2010 : HOW IS THE INTERNET CHANGING THE WAY YOU THINK?

max_tegmark's picture
Physicist, MIT; Researcher, Precision Cosmology; Scientific Director, Foundational Questions Institute; President, Future of Life Institute; Author, Life 3.0
BENEFACTION & DISTRACTION

I have a love-hate relationship with the Internet. With procrastination just a click away, and a seductive Siren song in the form of new-mail pings, I find it challenging to stay focused on a single subject long enough to have real impact. Maintaining the Zen-like focus that is so crucial for doing science was easier back when the newspaper and the mail came only once per day. Indeed, as a part of an abstinence-based rehab program, I now try to disconnect completely from the Internet while thinking, closing my mail program and Web browser for hours,  much to the chagrin of colleagues and friends who expect instant response. To get fresh and original ideas, I typically need to go even further, and completely turn off my computer.

On the other hand, the Internet gives me more time for such Internet-free thinking by eliminating second millennium style visits to libraries and stores. The Internet also lets me focus my thinking on the research frontier rather than on reinventing the wheel.
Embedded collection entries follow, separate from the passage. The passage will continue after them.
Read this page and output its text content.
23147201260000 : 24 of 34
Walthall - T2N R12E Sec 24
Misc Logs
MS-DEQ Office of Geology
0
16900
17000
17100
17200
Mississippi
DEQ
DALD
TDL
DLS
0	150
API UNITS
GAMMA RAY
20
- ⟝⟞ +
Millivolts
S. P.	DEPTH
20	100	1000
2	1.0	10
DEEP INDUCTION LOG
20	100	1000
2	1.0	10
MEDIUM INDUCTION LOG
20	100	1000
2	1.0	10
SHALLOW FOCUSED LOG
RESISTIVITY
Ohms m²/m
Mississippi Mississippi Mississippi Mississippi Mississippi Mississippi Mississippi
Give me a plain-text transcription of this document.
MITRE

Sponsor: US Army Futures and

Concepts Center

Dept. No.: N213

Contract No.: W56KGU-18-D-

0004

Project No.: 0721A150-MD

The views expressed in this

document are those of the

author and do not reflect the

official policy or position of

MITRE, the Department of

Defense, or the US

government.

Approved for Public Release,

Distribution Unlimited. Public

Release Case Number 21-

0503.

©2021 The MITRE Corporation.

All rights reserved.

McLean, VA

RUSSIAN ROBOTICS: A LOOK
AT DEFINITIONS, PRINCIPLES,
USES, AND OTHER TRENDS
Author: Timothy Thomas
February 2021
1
Had the Internet existed in 1922 when Alexander Friedmann discovered the expanding universe model, Georges Lemaître wouldn't have had to rediscover it five years later.

The Internet gives me not only traditionally available information faster (and sometimes faster than I can retrieve it from memory), but also previously unavailable information. With some notable exceptions, I find that "the truth, nothing but the truth, but maybe not the whole truth" provides a useful rule of thumb for news reporting, and I usually find it both easy and amusing to piece together what actually happened by pretending that I just arrived from Mars, and comparing a spectrum of Web sites from Fox News to Al Jazeera.

The Internet also affects my thinking by leaving me thinking about the Internet. What will it do to us? On the flip side, as the master of distraction, it seems to be further reducing our collective attention span from the depths to which television had brought it. Important issues fade from focus fast, and while many of humanity's challenges get more complicated, society's ability to pay attention to complex arguments dwindles. Sound bites and attack ads work well when the world has attention deficit disorder.

On the other hand, the ubiquity of information is clearly having positive impact in areas ranging from science and education to economic development. I think the essence of science is to think for oneself and question authority. I therefore delight in the fact that the Internet makes it harder to restrict information and block the truth. Once the cat is out of the bag and in the cloud, that's it. Today it's hard even for Iran and China to prevent information dissemination. Soviet-style restrictions on copying machines sound quaint today, and the only currently reliable censorship is not to allow the Internet at all, like in North Korea.

Love it or hate it, but free information will transform the world. Oft-discussed examples range from third world education to terrorist technology. As another example, suppose someone discovers and posts online a safe low-tech chemical process for mass-producing all-synthetic cocaine, THC or heroin from cheap and readily available chemicals, much like methamphetamine manufacturing today except safer and cheaper. This would trigger domestic drug production in industrialized countries that no government could stop, in turn slashing prices and potentially devastating both the revenue and the power of Colombian and Mexican drug cartels as well as the Taliban.